The homeless population in the United States has been steadily declining since the housing market bottomed out after the financial crisis in 2008, but new data released by the Department of Housing and Urban Development (HUD) show a 0.7 percent year-over-year increase, the first increase since 2010.
The data, which is based on a snapshot taken every January, shows that the slight increase in homeless was mostly driven by increases on the West Coast, particularly in tight housing markets like Los Angeles and Seattle.
“We attribute to this the incredibly tight rental market that exists practically in all of the major population centers along the west coast,” said HUD spokesman Brian Sullivan. “The laws of supply and demand kick in. You have high demand, you have low vacancies and thus low supply, and then prices go up. Rents are exceeding incomes in these areas. The people sort of standing when the music stops are the poorest.”
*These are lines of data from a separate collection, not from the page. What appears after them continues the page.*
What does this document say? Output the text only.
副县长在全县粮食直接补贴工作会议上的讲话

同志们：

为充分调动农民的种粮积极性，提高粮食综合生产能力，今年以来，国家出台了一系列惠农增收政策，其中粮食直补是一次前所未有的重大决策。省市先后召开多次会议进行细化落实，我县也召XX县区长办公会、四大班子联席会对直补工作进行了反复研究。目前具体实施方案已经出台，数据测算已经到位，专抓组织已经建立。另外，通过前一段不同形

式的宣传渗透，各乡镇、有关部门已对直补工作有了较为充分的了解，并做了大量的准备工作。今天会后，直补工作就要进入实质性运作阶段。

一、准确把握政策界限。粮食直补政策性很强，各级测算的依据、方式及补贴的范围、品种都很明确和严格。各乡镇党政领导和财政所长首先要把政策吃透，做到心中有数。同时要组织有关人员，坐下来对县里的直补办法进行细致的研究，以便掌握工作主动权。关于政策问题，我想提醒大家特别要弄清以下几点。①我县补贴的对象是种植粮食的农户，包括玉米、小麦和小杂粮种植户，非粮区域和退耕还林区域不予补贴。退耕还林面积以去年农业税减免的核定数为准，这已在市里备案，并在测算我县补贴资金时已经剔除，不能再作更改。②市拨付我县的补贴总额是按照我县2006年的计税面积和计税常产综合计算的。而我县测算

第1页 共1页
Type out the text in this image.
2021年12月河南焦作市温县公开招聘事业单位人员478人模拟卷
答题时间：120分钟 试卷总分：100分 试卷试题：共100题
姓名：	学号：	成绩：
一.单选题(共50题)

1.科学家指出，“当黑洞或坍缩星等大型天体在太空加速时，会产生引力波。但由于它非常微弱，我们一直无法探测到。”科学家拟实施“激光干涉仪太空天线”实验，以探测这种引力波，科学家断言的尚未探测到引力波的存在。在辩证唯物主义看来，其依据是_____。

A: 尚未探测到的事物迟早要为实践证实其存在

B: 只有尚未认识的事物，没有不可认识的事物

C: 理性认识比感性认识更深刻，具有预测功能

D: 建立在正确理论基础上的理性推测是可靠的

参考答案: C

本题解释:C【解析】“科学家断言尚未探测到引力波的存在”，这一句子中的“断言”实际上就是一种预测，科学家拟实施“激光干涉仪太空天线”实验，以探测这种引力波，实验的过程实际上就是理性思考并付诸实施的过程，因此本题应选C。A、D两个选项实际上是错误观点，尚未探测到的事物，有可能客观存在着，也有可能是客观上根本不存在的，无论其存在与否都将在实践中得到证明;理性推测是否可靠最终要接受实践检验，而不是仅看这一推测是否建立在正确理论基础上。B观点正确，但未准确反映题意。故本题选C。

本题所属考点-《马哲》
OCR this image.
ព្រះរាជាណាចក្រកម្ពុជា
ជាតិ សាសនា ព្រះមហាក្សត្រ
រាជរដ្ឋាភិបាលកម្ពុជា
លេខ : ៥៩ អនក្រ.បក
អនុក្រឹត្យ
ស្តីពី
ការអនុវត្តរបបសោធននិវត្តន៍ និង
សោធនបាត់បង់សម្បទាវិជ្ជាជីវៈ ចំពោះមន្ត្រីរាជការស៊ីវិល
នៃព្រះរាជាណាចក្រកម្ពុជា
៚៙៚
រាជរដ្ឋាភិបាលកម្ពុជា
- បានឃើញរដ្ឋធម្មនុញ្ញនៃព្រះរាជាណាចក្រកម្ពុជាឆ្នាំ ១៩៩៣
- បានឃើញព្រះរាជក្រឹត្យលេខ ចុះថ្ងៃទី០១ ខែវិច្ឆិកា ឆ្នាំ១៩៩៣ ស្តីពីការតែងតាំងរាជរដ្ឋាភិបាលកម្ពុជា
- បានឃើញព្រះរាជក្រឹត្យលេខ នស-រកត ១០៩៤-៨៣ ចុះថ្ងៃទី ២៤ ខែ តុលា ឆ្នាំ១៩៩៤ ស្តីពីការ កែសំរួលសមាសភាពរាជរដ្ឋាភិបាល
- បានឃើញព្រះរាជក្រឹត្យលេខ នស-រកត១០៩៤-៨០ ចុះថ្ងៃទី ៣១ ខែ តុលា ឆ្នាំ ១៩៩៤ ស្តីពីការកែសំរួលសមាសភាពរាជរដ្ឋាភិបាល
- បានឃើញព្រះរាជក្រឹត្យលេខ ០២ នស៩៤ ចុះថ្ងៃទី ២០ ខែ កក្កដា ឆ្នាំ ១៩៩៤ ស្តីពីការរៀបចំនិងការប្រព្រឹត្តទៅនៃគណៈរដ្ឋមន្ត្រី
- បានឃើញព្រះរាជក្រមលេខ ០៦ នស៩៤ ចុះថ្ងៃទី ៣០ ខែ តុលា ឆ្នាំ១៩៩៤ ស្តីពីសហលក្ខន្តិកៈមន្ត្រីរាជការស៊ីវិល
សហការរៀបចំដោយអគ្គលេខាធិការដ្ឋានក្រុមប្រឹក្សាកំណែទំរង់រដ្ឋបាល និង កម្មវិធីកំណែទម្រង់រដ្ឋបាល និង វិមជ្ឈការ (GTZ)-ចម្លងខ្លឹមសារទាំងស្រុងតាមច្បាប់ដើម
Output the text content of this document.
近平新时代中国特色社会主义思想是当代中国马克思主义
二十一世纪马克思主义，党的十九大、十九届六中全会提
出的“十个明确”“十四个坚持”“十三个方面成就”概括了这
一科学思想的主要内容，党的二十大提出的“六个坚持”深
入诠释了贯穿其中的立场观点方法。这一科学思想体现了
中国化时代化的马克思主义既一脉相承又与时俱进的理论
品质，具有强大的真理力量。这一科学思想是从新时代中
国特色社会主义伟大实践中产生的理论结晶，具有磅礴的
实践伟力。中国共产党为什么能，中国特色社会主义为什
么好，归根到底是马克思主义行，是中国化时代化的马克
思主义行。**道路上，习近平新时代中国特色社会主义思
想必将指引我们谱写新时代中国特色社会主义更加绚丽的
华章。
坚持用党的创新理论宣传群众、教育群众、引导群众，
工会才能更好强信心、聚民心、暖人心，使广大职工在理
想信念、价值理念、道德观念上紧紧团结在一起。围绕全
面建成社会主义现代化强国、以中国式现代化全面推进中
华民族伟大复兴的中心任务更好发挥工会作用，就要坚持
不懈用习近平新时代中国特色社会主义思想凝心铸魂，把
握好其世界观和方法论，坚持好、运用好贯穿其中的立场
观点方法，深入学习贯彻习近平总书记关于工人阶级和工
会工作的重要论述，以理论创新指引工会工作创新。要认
Counter to the national trend, Los Angeles County has seen an increase in homelessness every year since 2014. It increased a whopping 26 percent since last year, which is led mostly be middle aged single men.
In New York City, a 4.1 increase was driven by families who live in emergency shelters and transitional housing, as New York has shelter laws that protect homeless people. Excluding these two highly populous markets, homelessness decreased across the nation by 3.1 percent.
States in the South mostly saw decreases in homeless. In South Carolina and Georgia, homelessness fell by more than 20 percent, while Mississippi and Louisiana saw double digit decreases.